Imagine if you could do the same thing with labeled Bayesian or LSA models that characterize classes or intersections of classes of Netflix users (e.g. class types that might be labeled something like “highly-educated-and-well-paid-government-employee” vs. “unemployed-manufacturing-blue-collar-worker”). That could form the basis of a nice explanation interface to a movie recommender system.
Nothing is “Miscellaneous” October 17, 2009Posted by Andre Vellino in Classification, Collaborative filtering, Information retrieval, Recommender service.
I think I now understand why David Weinberger’s book “Everything is Miscellaneous” is so provocative and sometimes enraging. It often sounds like he’s claiming that there is no point at all in classifing / categorizing information. No matter what you do, you’re going to get the category “wrong” because there is no such thing as a “right” category. Ergo, don’t even try – everything belongs in the category “Misc”.
I think Weinberger’s emperor has no clothes – in fact, he is asserting that nothing is “Miscellanous”. Everything belongs to some category for someone, it’s just that it may not be the same category for everyone. A banana is likely to be a fruit for most people, but also a weapon for John Cleese. The point is: a banana is always a kind of something in every context.
So isn’t there is a middle ground between banishing the Dewey decimal system (or indeed any other library classification system) and dumping every digital object into an undifferentiated pile. Indeed, there’s a lot to be said for a thoroughly well-understood standard, albeit a dated and even a bad, system of classification: at the very least, it is predictable. If you know how the meta-data was generated (e.g. call-number, subject category, keywords), for a given item, you’ll be better able to retrieve it.

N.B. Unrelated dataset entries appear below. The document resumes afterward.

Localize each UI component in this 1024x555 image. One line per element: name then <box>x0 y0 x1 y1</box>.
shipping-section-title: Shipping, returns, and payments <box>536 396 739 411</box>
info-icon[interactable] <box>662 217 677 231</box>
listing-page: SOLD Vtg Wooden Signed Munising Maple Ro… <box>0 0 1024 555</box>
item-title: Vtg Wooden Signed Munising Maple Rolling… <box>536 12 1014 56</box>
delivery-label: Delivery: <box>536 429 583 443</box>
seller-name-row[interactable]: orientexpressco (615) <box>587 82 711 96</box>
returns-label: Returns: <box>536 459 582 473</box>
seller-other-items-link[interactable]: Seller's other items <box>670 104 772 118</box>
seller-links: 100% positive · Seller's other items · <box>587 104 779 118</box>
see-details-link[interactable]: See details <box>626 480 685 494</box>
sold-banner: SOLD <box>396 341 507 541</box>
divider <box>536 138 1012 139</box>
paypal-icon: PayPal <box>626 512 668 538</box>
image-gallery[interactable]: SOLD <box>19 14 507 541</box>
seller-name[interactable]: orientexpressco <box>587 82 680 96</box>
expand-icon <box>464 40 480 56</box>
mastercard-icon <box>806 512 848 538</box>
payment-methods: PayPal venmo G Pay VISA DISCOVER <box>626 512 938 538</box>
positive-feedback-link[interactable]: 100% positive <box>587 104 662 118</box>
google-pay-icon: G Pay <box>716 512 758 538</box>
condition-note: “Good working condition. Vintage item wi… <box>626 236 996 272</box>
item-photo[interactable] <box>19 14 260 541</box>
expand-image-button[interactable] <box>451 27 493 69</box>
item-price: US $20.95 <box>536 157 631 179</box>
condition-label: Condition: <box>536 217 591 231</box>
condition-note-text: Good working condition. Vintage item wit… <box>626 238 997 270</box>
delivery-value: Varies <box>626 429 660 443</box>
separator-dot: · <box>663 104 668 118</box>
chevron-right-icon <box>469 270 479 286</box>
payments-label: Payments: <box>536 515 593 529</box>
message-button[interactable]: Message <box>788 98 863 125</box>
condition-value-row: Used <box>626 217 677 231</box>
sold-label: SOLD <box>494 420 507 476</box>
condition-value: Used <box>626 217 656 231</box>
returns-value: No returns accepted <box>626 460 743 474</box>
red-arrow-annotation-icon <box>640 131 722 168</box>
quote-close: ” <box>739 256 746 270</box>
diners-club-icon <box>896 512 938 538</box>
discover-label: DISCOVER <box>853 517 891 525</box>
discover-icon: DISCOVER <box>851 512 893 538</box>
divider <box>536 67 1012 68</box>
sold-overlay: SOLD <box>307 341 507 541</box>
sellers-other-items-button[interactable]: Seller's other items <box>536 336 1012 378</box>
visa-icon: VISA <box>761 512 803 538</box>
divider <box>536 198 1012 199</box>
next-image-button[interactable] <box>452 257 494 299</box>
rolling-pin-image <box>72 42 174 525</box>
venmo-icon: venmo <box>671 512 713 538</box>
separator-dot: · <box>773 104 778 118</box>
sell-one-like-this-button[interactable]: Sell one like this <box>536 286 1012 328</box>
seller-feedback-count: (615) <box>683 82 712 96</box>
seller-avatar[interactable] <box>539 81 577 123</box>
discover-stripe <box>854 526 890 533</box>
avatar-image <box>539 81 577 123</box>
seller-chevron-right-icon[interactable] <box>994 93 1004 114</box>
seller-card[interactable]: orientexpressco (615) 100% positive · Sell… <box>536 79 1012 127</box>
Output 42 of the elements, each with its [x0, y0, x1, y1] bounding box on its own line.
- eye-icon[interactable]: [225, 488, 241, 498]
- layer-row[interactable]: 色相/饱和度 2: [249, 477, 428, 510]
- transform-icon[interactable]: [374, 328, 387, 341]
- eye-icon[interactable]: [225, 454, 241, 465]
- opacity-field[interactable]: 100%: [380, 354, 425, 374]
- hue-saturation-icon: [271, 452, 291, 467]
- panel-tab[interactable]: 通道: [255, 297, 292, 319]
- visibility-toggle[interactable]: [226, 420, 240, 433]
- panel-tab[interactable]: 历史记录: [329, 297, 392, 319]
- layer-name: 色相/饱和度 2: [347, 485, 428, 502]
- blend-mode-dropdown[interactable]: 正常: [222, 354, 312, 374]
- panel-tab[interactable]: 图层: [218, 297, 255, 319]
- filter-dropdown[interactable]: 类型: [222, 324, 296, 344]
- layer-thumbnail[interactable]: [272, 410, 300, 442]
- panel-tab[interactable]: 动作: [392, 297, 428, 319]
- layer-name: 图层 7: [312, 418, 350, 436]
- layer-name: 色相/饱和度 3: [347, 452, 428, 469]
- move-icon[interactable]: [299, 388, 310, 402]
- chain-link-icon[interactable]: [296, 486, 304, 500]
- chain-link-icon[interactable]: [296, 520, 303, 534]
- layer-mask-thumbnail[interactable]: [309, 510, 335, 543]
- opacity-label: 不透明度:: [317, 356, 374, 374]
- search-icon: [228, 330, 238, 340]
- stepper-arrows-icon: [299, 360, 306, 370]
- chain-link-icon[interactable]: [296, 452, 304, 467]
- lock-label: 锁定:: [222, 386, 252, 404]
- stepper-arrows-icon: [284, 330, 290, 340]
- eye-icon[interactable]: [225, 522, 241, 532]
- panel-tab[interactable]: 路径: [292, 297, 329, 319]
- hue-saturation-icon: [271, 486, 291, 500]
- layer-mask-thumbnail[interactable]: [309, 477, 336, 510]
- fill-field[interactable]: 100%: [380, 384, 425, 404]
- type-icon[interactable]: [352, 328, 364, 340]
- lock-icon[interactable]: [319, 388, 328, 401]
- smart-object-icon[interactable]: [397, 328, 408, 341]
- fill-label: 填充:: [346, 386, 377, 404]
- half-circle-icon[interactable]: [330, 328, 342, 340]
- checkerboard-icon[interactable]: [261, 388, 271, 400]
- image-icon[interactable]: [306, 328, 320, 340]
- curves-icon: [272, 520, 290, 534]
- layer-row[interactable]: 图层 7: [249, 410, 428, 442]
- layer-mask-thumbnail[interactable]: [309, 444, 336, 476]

Furthermore, I expect there are some unforseen problems with the democratization of knowledge generated by social tagging and recommender systems. Who’s doing the tagging? Who’s doing the bookmarking? High school students?
This is of particular concern to me in the context of scholarly articles. Are the numbers of co-downloads in a digital library primarily due to professors’ undergraduate course syllabi? Would professors’ syllabi be influenced by scholarly recommender systems? I expect that the recommender-effect studied in Daniel Fleder’s “Blockbuster Culture’s Next Rise or Fall: The Impact of Recommender Systems on Sales Diversity” and which shows that recommenders decrease aggregate diversity would be an especially accute problem when sources of co-download behaviour are (relatively) few (e.g. professors’ course syllabi).
Conclusion? I think it matters what population you are drawing from for your metadata – be it social tagging or collaborative filtering recommendations. There is a point in relying on experts and big thinkers. They are more knowledgeable and credible than even the collective intelligence of the masses.